Di dalam masyarakat, norma gender laki-laki selalu diidentikkan dengan kekuatan dan agresivitas. Menurut Alfred Adler (Yanuarius You, et al., 2019), relasi kekuasaan dalam struktur sosial penting untuk dipahami terkait maskulinitas dan femininitas. Jika laki-laki tidak bisa berkompromi dan takut terlihat lemah atau feminin, mereka cenderung menunjukkan agresi berlebihan terhadap perempuan. Untuk laki-laki, citra maskulin dengan otoritas kuat dicapai dengan menekan kelemahan dan ketergantungan. Perempuan dianggap sebagai ancaman karena bisa mengungkap kelemahan laki-laki dan meruntuhkan klaim mereka atas superioritas. Hal ini membentuk ikatan maskulinitas yang didasarkan pada kekuasaan dan prestise.

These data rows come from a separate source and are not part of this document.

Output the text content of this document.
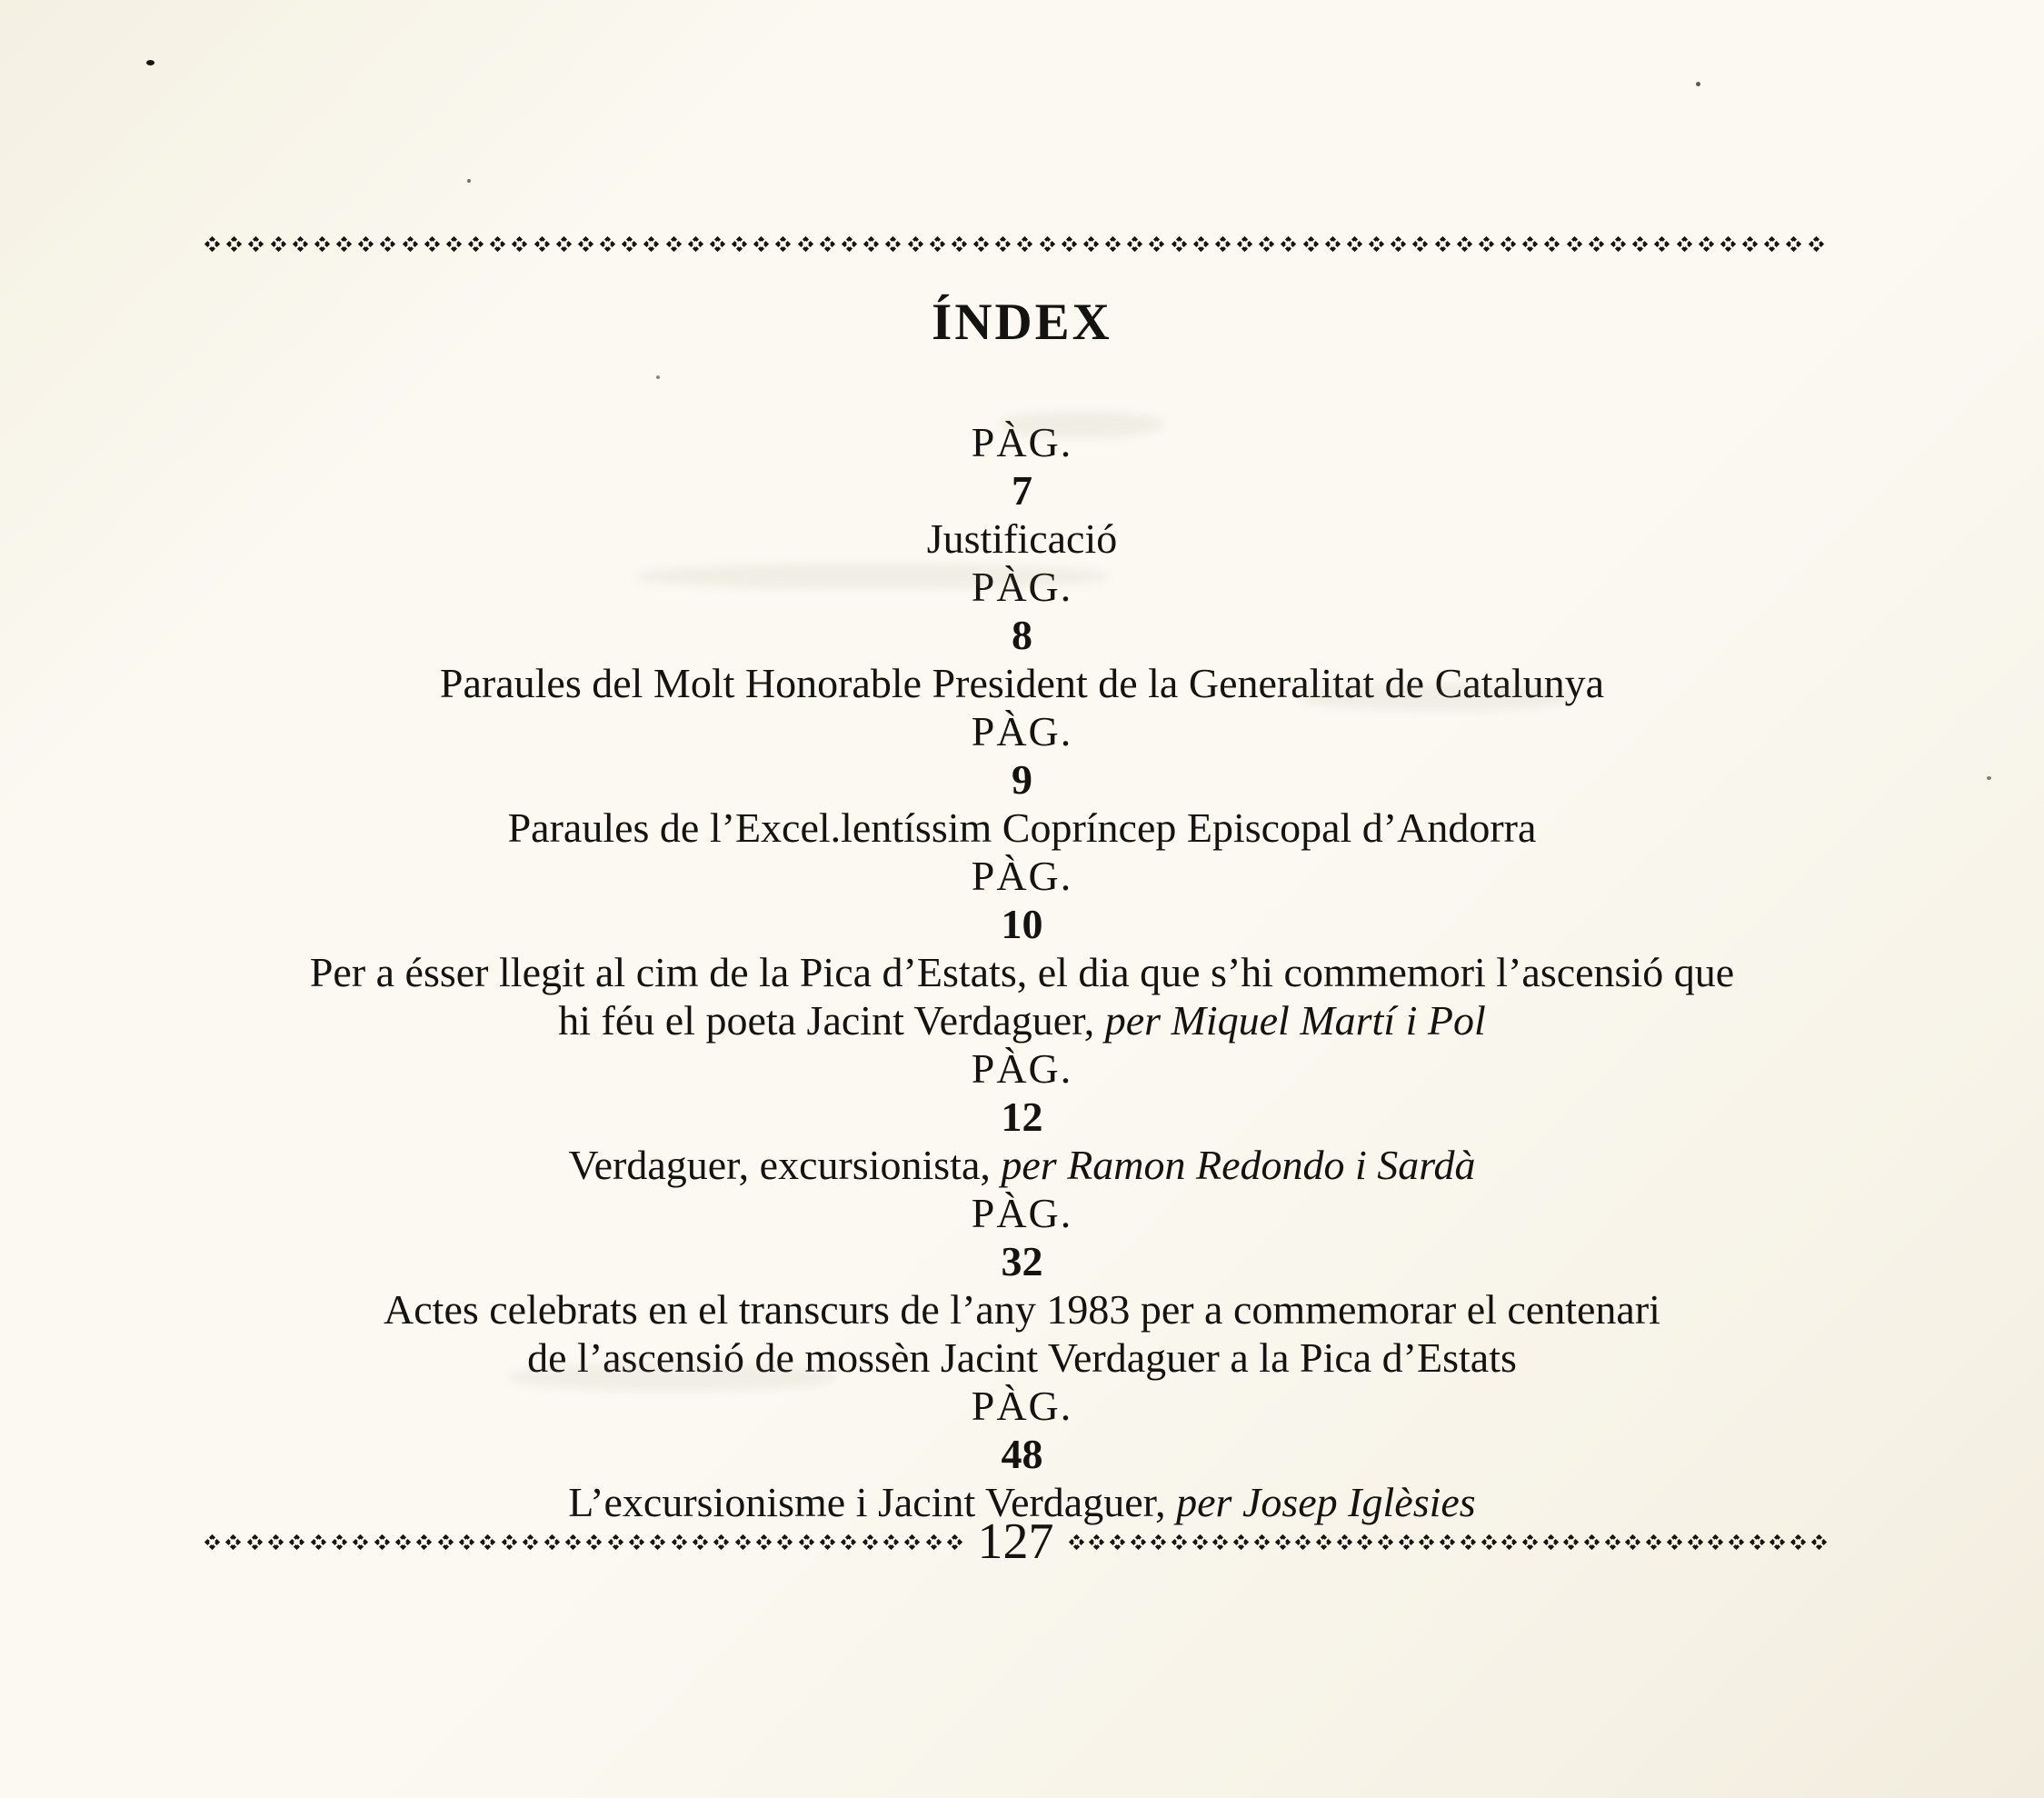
ÍNDEX
PÀG.
7
Justificació
PÀG.
8
Paraules del Molt Honorable President de la Generalitat de Catalunya
PÀG.
9
Paraules de l’Excel.lentíssim Copríncep Episcopal d’Andorra
PÀG.
10
Per a ésser llegit al cim de la Pica d’Estats, el dia que s’hi commemori l’ascensió que
hi féu el poeta Jacint Verdaguer, per Miquel Martí i Pol
PÀG.
12
Verdaguer, excursionista, per Ramon Redondo i Sardà
PÀG.
32
Actes celebrats en el transcurs de l’any 1983 per a commemorar el centenari
de l’ascensió de mossèn Jacint Verdaguer a la Pica d’Estats
PÀG.
48
L’excursionisme i Jacint Verdaguer, per Josep Iglèsies
127
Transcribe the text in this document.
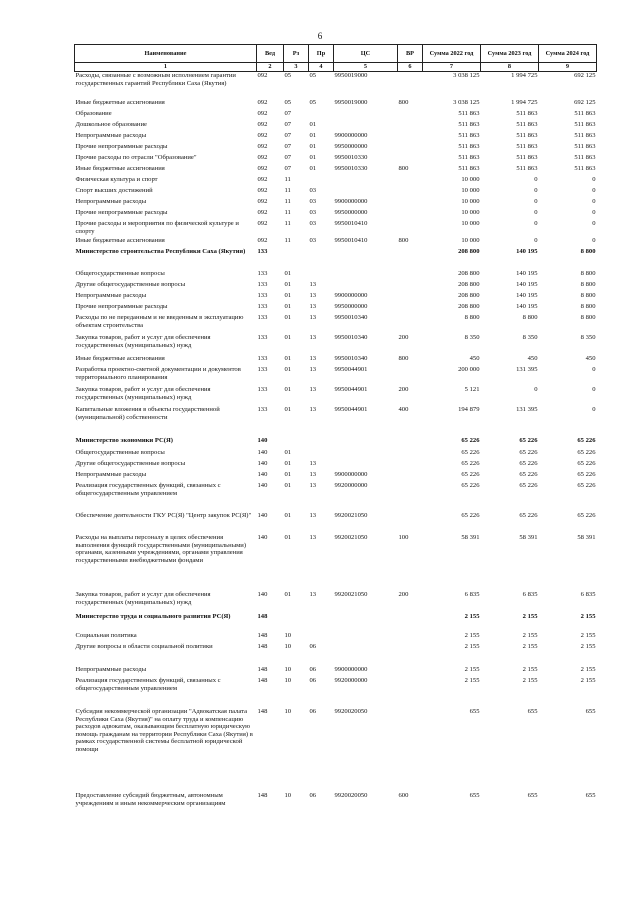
6
Наименование	Вед	Рз	Пр	ЦС	ВР	Сумма 2022 год	Сумма 2023 год	Сумма 2024 год
1	2	3	4	5	6	7	8	9
Расходы, связанные с возможным исполнением гарантии государственных гарантий Республики Саха (Якутия)	092	05	05	9950019000		3 038 125	1 994 725	692 125
Иные бюджетные ассигнования	092	05	05	9950019000	800	3 038 125	1 994 725	692 125
Образование	092	07				511 863	511 863	511 863
Дошкольное образование	092	07	01			511 863	511 863	511 863
Непрограммные расходы	092	07	01	9900000000		511 863	511 863	511 863
Прочие непрограммные расходы	092	07	01	9950000000		511 863	511 863	511 863
Прочие расходы по отрасли "Образование"	092	07	01	9950010330		511 863	511 863	511 863
Иные бюджетные ассигнования	092	07	01	9950010330	800	511 863	511 863	511 863
Физическая культура и спорт	092	11				10 000	0	0
Спорт высших достижений	092	11	03			10 000	0	0
Непрограммные расходы	092	11	03	9900000000		10 000	0	0
Прочие непрограммные расходы	092	11	03	9950000000		10 000	0	0
Прочие расходы и мероприятия по физической культуре и спорту	092	11	03	9950010410		10 000	0	0
Иные бюджетные ассигнования	092	11	03	9950010410	800	10 000	0	0
Министерство строительства Республики Саха (Якутия)	133					208 800	140 195	8 800
Общегосударственные вопросы	133	01				208 800	140 195	8 800
Другие общегосударственные вопросы	133	01	13			208 800	140 195	8 800
Непрограммные расходы	133	01	13	9900000000		208 800	140 195	8 800
Прочие непрограммные расходы	133	01	13	9950000000		208 800	140 195	8 800
Расходы по не переданным и не введенным в эксплуатацию объектам строительства	133	01	13	9950010340		8 800	8 800	8 800
Закупка товаров, работ и услуг для обеспечения государственных (муниципальных) нужд	133	01	13	9950010340	200	8 350	8 350	8 350
Иные бюджетные ассигнования	133	01	13	9950010340	800	450	450	450
Разработка проектно-сметной документации и документов территориального планирования	133	01	13	9950044901		200 000	131 395	0
Закупка товаров, работ и услуг для обеспечения государственных (муниципальных) нужд	133	01	13	9950044901	200	5 121	0	0
Капитальные вложения в объекты государственной (муниципальной) собственности	133	01	13	9950044901	400	194 879	131 395	0
Министерство экономики РС(Я)	140					65 226	65 226	65 226
Общегосударственные вопросы	140	01				65 226	65 226	65 226
Другие общегосударственные вопросы	140	01	13			65 226	65 226	65 226
Непрограммные расходы	140	01	13	9900000000		65 226	65 226	65 226
Реализация государственных функций, связанных с общегосударственным управлением	140	01	13	9920000000		65 226	65 226	65 226
Обеспечение деятельности ГКУ РС(Я) "Центр закупок РС(Я)"	140	01	13	9920021050		65 226	65 226	65 226
Расходы на выплаты персоналу в целях обеспечения выполнения функций государственными (муниципальными) органами, казенными учреждениями, органами управления государственными внебюджетными фондами	140	01	13	9920021050	100	58 391	58 391	58 391
Закупка товаров, работ и услуг для обеспечения государственных (муниципальных) нужд	140	01	13	9920021050	200	6 835	6 835	6 835
Министерство труда и социального развития РС(Я)	148					2 155	2 155	2 155
Социальная политика	148	10				2 155	2 155	2 155
Другие вопросы в области социальной политики	148	10	06			2 155	2 155	2 155
Непрограммные расходы	148	10	06	9900000000		2 155	2 155	2 155
Реализация государственных функций, связанных с общегосударственным управлением	148	10	06	9920000000		2 155	2 155	2 155
Субсидия некоммерческой организации "Адвокатская палата Республики Саха (Якутия)" на оплату труда и компенсацию расходов адвокатам, оказывающим бесплатную юридическую помощь гражданам на территории Республики Саха (Якутия) в рамках государственной системы бесплатной юридической помощи	148	10	06	9920020050		655	655	655
Предоставление субсидий бюджетным, автономным учреждениям и иным некоммерческим организациям	148	10	06	9920020050	600	655	655	655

Dalam praktik sosial, norma gender memiliki kecenderungan membentuk struktur sosial yang merefleksikan dominasi patriarki dimana laki-laki lebih dominan daripada perempuan dalam berbagai aspek termasuk hubungan asmara. Dominasi ini, menempatkan perempuan dalam posisi subordinat. Dampaknya, patriarki melembagakan subordinasi, ketergantungan, atau pengandalan perempuan kepada laki-laki di dalam masyarakat.
Dalam kasus Nur, dominasi terduga pelaku sangat dirasakan oleh Nur selama menjalin hubungan. Nur menuturkan selama berhubungan Nur selalu mengikuti perintah dari pelaku. “Aku hanya mengikuti yang dia inginkan, karena di satu sisi aku sayang dia dan aku gak mau kehilangan dia. Aku mau nyenengin dia.” Hal ini dilakukan Nur karena terduga pelaku membuat Nur memiliki ketergantungan emosional kepadanya.
Kondisi seperti ini dapat berujung pada femisida, yaitu pembunuhan terhadap perempuan yang dilakukan oleh pasangan intimnya. Ketika perempuan berada dalam posisi subordinat dan bergantung secara emosional, mereka menjadi lebih rentan terhadap kekerasan yang mematikan. Dominasi patriarki dan ketergantungan emosional yang dialami oleh Nur adalah contoh nyata bagaimana norma gender yang tidak setara dapat berujung pada kekerasan ekstrem terhadap perempuan.
Data yang dihimpun oleh Komnas Perempuan menunjukkan adanya peningkatan yang signifikan terhadap kasus femisida selama 4 tahun terakhir. Pada 2020, terdapat 95 kasus yang diindikasikan kuat adalah femisida. Jumlah kasus pun meningkat di tahun 2021 menjadi 237 kasus, 307 kasus di tahun 2022, dan 159 kasus hingga pertengahan 2023.
Selain patriarki sebagai akarnya, belum adanya hukum khusus yang mengatur tentang femisida di Indonesia juga menjadi faktor penting mengapa femisida marak terjadi. Mengutip IDN Times, Komisioner Komnas Perempuan, Siti Aminah Tardi, menyoroti belum adanya perlindungan khusus tentang femisida.
“Untuk perlindungan secara hukum belum ada hukum khusus tentang femisida, namun merujuk pada pasal-pasal pembunuhan atau pasal-pasal pembunuhan atau penganiayaan yang menyebabkan kematian,” pungkasnya.